In future, an earlier and broader consultation process would include input from consumers and communities, including those living in rural and remote areas and Aboriginal and Torres Strait Islander peoples to ensure we are addressing their needs. This would include relevant representatives on the curriculum revision group and iterative consultation about health needs. In addition, the already established tripartite governance structure will faciliate planning and effective management of future curriculum evaluation and review.
Conclusions
The new DipRGA replaces and enhances the prior JCCA training curriculum which has underpinned anaesthesia services to Australian rural and remote communities for nearly 30 years. It is being implemented in the context of significant health system changes aimed at strengthening health equity, access and outcomes for this large group of Australians. It was developed collaboratively with a focus on strengthened educational quality and integration with the outcomes and philosophies of primary fellowship training with the ACRRM and the RACGP.
Footnotes
Author Contribution(s)
Acknowledgements
The authors acknowledge the contributions of all those from the three colleges who were involved in DipRGA development, fellow and staff support from the ACRRM and the RACGP, and project and educational funding provided by ANZCA.

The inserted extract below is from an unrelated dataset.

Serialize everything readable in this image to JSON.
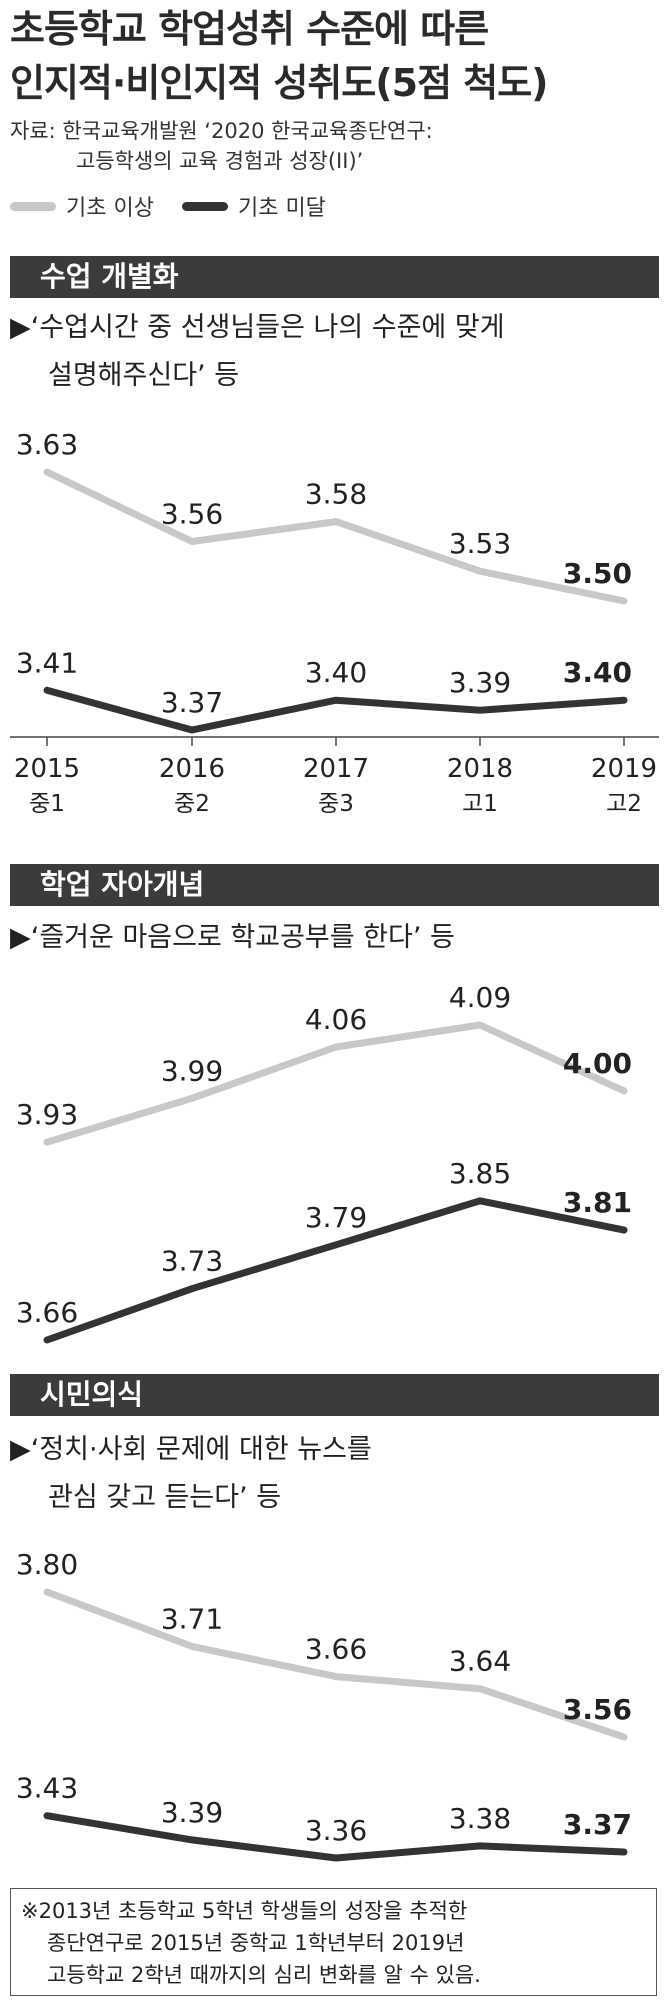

Declaration of conflicting interests
The authors declared the following potential conflicts of interest with respect to the research, authorship, and/or publication of this article: LR is an ANZCA staff member and JA was contracted by ANZCA to lead the curriculum design work. Each contributed to the development of this manuscript in her own time.
Funding
The authors received no financial support for the research, authorship, and/or publication of this article.